| From: |
| Alexei Starovoitov <alexei.starovoitov-AT-gmail.com> |
| To: |
| bpf-AT-vger.kernel.org |
| Subject: |
| [PATCH bpf-next v2 0/6] bpf, mm: Introduce __GFP_TRYLOCK |
| Date: |
| Mon, 09 Dec 2024 18:39:30 -0800 |
| Message-ID: |
| <20241210023936.46871-1-alexei.starovoitov@gmail.com> |
| Cc: |
| andrii-AT-kernel.org, memxor-AT-gmail.com, akpm-AT-linux-foundation.org, peterz-AT-infradead.org, vbabka-AT-suse.cz, bigeasy-AT-linutronix.de, rostedt-AT-goodmis.org, houtao1-AT-huawei.com, hannes-AT-cmpxchg.org, shakeel.butt-AT-linux.dev, mhocko-AT-suse.com, willy-AT-infradead.org, tglx-AT-linutronix.de, tj-AT-kernel.org, linux-mm-AT-kvack.org, kernel-team-AT-fb.com |
| Archive-link: |
| Article |
From: Alexei Starovoitov <ast@kernel.org>
Hi All,
This is a more complete patch set that introduces __GFP_TRYLOCK
for opportunistic page allocation and lockless page freeing.
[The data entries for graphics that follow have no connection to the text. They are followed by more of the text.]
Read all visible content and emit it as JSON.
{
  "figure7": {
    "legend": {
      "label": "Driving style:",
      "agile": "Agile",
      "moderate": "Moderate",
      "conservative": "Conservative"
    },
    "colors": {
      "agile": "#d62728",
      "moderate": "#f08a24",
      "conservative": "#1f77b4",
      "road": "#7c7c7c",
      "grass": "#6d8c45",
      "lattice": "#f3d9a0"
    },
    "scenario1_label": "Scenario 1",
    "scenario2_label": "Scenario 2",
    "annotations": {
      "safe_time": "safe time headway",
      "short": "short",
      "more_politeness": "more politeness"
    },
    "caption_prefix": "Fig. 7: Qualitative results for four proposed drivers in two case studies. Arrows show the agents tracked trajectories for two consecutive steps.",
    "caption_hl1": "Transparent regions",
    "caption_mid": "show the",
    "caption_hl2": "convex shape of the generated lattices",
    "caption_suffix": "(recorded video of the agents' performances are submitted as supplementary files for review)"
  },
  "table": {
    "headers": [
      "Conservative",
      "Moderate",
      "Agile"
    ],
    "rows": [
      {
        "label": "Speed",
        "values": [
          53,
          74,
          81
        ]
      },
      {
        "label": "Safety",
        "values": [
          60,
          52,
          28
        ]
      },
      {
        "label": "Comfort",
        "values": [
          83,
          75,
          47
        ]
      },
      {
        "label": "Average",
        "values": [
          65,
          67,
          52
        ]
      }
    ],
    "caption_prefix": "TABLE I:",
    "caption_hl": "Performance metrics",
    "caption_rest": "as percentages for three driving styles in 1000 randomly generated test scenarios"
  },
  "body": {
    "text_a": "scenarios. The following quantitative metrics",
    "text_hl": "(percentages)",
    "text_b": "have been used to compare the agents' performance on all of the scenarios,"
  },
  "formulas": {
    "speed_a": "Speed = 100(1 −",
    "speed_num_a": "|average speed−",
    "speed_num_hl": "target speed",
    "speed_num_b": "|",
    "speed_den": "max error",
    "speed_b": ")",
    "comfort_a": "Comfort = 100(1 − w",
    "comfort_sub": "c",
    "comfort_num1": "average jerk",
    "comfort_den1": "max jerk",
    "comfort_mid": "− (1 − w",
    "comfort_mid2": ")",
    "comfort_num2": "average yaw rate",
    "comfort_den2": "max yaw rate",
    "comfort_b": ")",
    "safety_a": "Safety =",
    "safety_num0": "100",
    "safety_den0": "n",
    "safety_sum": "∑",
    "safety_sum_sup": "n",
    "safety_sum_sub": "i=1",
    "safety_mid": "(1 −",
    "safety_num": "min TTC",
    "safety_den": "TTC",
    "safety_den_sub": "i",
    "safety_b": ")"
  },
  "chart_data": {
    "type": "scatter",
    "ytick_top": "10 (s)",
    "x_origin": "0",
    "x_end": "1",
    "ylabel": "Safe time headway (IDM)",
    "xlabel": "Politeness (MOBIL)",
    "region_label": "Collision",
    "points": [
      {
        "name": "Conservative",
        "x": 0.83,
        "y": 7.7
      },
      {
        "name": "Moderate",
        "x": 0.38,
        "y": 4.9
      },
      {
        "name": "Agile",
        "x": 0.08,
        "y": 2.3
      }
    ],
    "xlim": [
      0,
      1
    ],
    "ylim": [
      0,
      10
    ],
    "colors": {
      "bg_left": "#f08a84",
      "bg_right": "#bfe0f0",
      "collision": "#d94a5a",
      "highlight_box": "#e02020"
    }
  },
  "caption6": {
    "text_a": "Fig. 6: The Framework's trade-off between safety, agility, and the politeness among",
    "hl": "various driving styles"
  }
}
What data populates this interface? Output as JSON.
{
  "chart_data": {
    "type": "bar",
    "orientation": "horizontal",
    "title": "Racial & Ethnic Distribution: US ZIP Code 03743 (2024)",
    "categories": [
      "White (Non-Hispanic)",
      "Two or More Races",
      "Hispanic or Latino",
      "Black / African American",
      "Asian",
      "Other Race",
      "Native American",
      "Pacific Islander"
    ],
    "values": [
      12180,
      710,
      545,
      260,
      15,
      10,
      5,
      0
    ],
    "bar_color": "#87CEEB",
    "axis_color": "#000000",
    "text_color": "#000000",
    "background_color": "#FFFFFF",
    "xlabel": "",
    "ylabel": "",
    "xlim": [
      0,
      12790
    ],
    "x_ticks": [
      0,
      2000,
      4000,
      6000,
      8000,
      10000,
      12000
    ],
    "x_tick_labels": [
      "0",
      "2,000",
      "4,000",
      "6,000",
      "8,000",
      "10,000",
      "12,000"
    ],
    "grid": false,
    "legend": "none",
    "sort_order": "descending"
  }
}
It's usable for bpf as-is.
The main motivation is to remove bpf_mem_alloc and make
alloc page and slab reentrant.
These patch set is a first step. Once try_alloc_pages() is available
new_slab() can be converted to it and the rest of kmalloc/slab_alloc.
I started hacking kmalloc() to replace bpf_mem_alloc() completely,
but ___slab_alloc() is quite complex to convert to trylock.
Mainly deactivate_slab part. It cannot fail, but when only trylock
is available I'm running out of ideas.
So far I'm thinking to limit it to:
- USE_LOCKLESS_FAST_PATH
Which would mean that we would need to keep bpf_mem_alloc only for RT :(
- slab->flags & __CMPXCHG_DOUBLE, because various debugs cannot work in
trylock mode. bit slab_lock() cannot be made to work with trylock either.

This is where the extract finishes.